The same as Orville Redenbacher when he died!

"And how old is the new Mrs. Polk?" I ask. "Thirty-six, if I recall."

"What are you saying?"

"I'm saying the old man isn't going to die at Charity with a tube up his cock. He's gonna die at home in the sack, with a grin on his face and a jellybean jar full of Viagras on the nightstand. Trust me."

Emma's tone turns cold. "You don't sound very sick to me, Jack."

"Oh, it's quite a nasty bug. I'll spare you the grisly details."

"You'll be back in the office tomorrow?"

"Don't count on it," I say. "Gotta run!"

St. Stephen's is the trendiest church on the beach. I arrive early and sit in a pew near the door. In the front row I spy a snow-white noggin that belongs to either Cleo Rio or Johnny Winter in drag. Propped on a velvet-cloaked table in the center of the stage are a red Stratocaster and a small brass urn.
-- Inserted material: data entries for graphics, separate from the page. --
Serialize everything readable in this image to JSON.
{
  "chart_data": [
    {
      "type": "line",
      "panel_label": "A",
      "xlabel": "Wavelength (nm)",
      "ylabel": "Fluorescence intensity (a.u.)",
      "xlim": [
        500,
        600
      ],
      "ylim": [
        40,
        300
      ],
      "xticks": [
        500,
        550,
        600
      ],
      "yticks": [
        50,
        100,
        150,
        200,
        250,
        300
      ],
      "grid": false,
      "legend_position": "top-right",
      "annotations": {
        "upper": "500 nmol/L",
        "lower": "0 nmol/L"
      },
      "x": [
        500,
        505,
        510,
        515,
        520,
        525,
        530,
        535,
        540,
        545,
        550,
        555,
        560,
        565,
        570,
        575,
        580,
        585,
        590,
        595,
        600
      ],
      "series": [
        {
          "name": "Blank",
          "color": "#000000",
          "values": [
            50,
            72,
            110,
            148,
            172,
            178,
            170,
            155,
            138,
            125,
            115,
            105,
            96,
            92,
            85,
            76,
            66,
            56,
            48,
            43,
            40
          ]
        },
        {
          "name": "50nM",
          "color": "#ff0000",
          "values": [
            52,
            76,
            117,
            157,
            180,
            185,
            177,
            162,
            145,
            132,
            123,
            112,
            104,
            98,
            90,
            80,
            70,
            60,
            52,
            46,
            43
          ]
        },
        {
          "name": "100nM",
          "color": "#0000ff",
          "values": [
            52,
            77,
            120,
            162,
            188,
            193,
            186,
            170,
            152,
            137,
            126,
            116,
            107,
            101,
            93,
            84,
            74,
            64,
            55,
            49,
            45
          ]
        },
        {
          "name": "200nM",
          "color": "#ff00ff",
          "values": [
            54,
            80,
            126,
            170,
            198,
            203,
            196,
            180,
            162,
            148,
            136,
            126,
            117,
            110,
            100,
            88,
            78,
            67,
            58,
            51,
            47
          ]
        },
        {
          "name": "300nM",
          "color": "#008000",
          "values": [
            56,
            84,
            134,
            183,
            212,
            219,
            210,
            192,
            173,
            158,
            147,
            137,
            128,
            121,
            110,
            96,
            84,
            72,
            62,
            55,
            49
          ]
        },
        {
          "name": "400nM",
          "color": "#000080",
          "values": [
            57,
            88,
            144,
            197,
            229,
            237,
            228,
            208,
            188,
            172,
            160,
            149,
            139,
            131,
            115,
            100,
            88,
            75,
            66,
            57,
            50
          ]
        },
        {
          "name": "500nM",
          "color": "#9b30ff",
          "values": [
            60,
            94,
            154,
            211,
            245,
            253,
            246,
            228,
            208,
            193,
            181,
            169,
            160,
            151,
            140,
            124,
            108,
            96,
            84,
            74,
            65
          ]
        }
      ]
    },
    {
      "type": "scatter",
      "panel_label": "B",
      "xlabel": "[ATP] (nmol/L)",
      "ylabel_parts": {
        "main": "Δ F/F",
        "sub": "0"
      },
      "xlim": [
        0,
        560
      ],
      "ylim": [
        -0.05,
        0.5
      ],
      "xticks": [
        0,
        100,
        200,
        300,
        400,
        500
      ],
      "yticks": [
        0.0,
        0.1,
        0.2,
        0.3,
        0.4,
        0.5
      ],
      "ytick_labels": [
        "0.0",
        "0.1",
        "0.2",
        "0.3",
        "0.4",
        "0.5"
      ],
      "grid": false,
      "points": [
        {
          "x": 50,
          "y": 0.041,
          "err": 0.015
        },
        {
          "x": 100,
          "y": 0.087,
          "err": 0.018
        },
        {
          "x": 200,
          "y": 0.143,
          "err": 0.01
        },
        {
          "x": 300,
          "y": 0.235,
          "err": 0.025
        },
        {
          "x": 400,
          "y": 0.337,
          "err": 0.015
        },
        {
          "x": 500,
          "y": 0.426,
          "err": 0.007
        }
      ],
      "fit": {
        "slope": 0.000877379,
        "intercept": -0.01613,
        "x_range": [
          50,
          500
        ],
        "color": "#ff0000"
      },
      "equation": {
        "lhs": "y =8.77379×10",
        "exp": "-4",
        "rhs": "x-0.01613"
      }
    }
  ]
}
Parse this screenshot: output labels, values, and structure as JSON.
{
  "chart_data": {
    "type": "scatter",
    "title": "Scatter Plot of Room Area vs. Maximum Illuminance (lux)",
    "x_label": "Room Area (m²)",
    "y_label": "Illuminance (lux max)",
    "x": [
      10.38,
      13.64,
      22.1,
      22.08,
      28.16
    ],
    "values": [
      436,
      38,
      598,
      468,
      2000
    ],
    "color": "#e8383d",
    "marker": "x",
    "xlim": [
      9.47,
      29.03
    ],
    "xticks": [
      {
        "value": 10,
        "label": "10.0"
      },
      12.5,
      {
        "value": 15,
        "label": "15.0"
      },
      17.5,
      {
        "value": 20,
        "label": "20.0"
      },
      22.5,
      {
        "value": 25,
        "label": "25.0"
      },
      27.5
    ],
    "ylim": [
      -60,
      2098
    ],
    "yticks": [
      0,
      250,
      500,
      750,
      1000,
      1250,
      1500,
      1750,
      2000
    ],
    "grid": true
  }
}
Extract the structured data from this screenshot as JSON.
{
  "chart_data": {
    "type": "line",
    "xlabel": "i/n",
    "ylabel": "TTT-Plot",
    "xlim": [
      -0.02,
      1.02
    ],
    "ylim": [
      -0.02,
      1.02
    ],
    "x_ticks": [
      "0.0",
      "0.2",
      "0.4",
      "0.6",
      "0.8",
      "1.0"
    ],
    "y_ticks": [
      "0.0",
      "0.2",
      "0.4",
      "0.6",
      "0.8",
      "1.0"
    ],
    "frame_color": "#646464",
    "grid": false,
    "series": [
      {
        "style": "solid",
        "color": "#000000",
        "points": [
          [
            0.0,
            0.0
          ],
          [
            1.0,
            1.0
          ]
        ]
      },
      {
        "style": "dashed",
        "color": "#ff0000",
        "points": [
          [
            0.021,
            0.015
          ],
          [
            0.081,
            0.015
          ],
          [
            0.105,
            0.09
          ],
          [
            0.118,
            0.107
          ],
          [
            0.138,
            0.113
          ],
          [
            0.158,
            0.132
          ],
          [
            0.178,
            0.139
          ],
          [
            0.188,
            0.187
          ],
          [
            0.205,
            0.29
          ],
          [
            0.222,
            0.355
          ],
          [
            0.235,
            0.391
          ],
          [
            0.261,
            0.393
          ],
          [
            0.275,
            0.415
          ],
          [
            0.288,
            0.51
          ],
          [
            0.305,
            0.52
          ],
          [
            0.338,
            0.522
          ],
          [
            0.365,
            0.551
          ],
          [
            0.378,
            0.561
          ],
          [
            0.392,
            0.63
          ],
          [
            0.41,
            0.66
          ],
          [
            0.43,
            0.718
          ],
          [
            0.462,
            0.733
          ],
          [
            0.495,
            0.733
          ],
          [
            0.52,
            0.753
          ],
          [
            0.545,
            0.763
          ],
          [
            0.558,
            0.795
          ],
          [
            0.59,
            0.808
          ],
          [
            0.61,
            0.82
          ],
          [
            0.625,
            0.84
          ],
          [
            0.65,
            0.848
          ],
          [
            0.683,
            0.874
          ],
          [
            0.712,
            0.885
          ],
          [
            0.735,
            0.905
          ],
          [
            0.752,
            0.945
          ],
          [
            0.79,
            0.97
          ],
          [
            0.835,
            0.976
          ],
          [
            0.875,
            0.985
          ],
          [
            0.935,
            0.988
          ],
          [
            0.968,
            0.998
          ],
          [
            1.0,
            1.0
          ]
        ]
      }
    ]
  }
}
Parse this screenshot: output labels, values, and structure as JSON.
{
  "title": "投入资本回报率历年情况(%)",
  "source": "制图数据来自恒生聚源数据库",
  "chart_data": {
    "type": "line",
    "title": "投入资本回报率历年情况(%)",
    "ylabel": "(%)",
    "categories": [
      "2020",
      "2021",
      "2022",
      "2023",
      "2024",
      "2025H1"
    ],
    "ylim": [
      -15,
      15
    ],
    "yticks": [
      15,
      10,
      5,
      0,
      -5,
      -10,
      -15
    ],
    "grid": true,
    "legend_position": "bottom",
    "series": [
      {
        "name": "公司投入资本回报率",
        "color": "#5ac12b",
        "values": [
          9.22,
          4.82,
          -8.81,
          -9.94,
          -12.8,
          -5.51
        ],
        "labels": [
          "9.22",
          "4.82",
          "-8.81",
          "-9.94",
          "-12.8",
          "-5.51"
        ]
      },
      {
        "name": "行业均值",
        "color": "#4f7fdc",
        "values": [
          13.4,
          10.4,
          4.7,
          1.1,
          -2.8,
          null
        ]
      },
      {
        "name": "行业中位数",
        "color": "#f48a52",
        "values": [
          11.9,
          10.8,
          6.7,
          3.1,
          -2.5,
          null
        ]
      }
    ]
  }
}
I count five TV crews, including one from VH1, hanging around near the confessionals. It's an eclectic, funky flow of mourners—sunburned dock rats and dive captains; pallid, body-pierced clubbers too young to be Slut Puppies fans; chunky, gray-streaked rockers from primeval bands like Styx and Supertramp; anonymous, half-stoned studio musicians with bad tattoo jobs and black jeans; and a sprinkling of pretty, unattached women in dark glasses, who I assume to be admirers and ex-lovers of the late Jimmy Stoma. One person I don't see is Janet Thrush—maybe Cleo told her not to come, or maybe Janet felt she'd be uncomfortable. Another person not in attendance is the tall, shimmery-haired guy from the elevator at Cleo and Jimmy's condo. It makes me curious; if he were a family friend, wouldn't he attend the funeral?